- Developer: Atom Team
- Platforms: Linux, macOS, Microsoft Windows, Android, iOS, Nintendo Switch, PlayStation 4, Xbox One/Series X/Series S.
- Release: December 19, 2018
- Genre: Role-playing video game

= Atom RPG =

2018 video game

ATOM RPG is a post-apocalyptic role-playing video game, which takes place on the territory of the USSR in an alternative world after a nuclear war. The game was developed and published by the independent studio Atom Team. The game was released on December 19, 2018, through the online digital distribution services Steam and GOG.com, for the gaming platforms Microsoft Windows, macOS and Linux.

ATOM RPG is an indie game, made with Unity 5 engine and inspired by the classic, Fallout. The Fallout aesthetic is in many facets of ATOM RPG, it can see very similar choices in the interface, the color scheme, and the gameplay mechanics, but there are other influences, for example the sociocultural setting is characteristically based on the USSR.

The general idea and beginning started in 2008. In 2017, in a crowdfunding platform, Kickstarter, the game was successfully funded with more than $30,000. The game was created by the international Atom Team developers group. The developers involved in the creation of the game live in Latvia, Poland, Russia and Ukraine.

== Plot ==
It takes place in a post-apocalyptic post Soviet Union wasteland. In 1986 both the USSR and the Western Bloc were destroyed in mutual nuclear bombings. Nineteen years have passed and it's 2005. The protagonist is one of the survivors of the nuclear holocaust, an agent of ATOM. This remnant of a semi-legitimate military and scientific organization sent him out to explore in search of a special squad, which disappeared during the investigation of the mysterious bunker #317. The wastes are dangerous and filled with gangsters, mutants, stalkers, and other survivalists. There is a shadowy conspiracy, aimed at destroying all that is left of life on Earth.

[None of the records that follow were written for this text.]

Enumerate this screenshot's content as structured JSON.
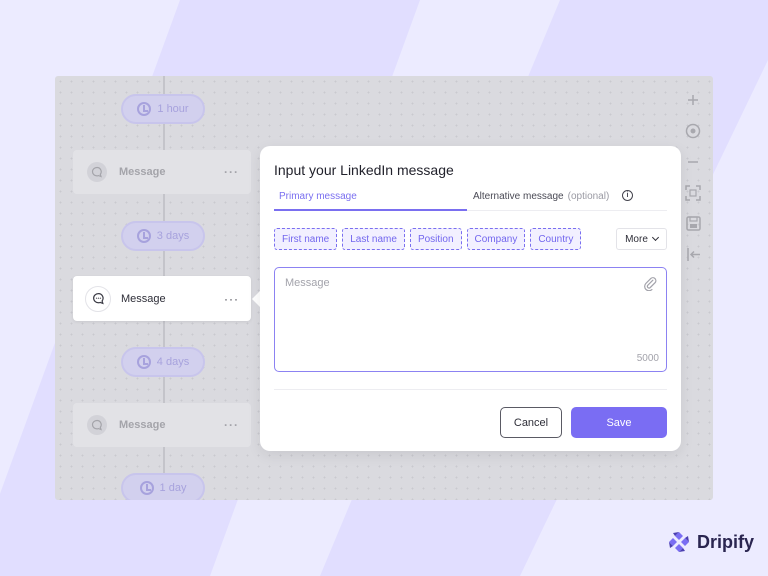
{
  "canvas": {
    "delays": [
      {
        "label": "1 hour"
      },
      {
        "label": "3 days"
      },
      {
        "label": "4 days"
      },
      {
        "label": "1 day"
      }
    ],
    "nodes": [
      {
        "label": "Message",
        "menu": "···"
      },
      {
        "label": "Message",
        "menu": "···"
      }
    ],
    "active_node": {
      "label": "Message",
      "menu": "···"
    }
  },
  "toolbar": {
    "icons": [
      "plus-icon",
      "target-icon",
      "minus-icon",
      "fit-screen-icon",
      "save-icon",
      "exit-icon"
    ],
    "plus": "+",
    "minus": "−"
  },
  "modal": {
    "title": "Input your LinkedIn message",
    "tabs": {
      "primary": "Primary message",
      "alternative": "Alternative message",
      "optional": "(optional)",
      "info": "i"
    },
    "chips": [
      {
        "label": "First name"
      },
      {
        "label": "Last name"
      },
      {
        "label": "Position"
      },
      {
        "label": "Company"
      },
      {
        "label": "Country"
      }
    ],
    "more_label": "More",
    "message": {
      "value": "",
      "placeholder": "Message",
      "counter": "5000"
    },
    "cancel_label": "Cancel",
    "save_label": "Save"
  },
  "brand": {
    "name": "Dripify"
  },
  "colors": {
    "accent": "#7A6DF3",
    "page_bg": "#ECEBFF",
    "stripe": "#E1DEFF"
  }
}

Upon locating Bunker #317, the player learns of the experiments conducted inside the bunker that slowly led to the deaths of the scientists inside. Further inside, the player discovers the bodies of several ATOM agents from Morozov's squad. Evidence suggests that there was a mutiny, leading to violence breaking out. The only other clue is a strange pendant necklace that belongs to members of a local cult.

== Reception ==

The game has been met with mostly positive reception. On review aggregator Metacritic it a score of 70 out of 100 for the PC version, and 65 out of 100 the Nintendo Switch version.

Aggregate score
| Aggregator | Score |
|---|---|
| Metacritic | PC: 70/100 NS: 65/100 |

==Expansion==
ATOM RPG: Trudograd is a standalone expansion or sequel game from the same team, which continues the story of ATOM RPG. This expansion is confined to one city, Trudograd, two years after your adventures in the main game. It entered Steam Early Access in March 2020.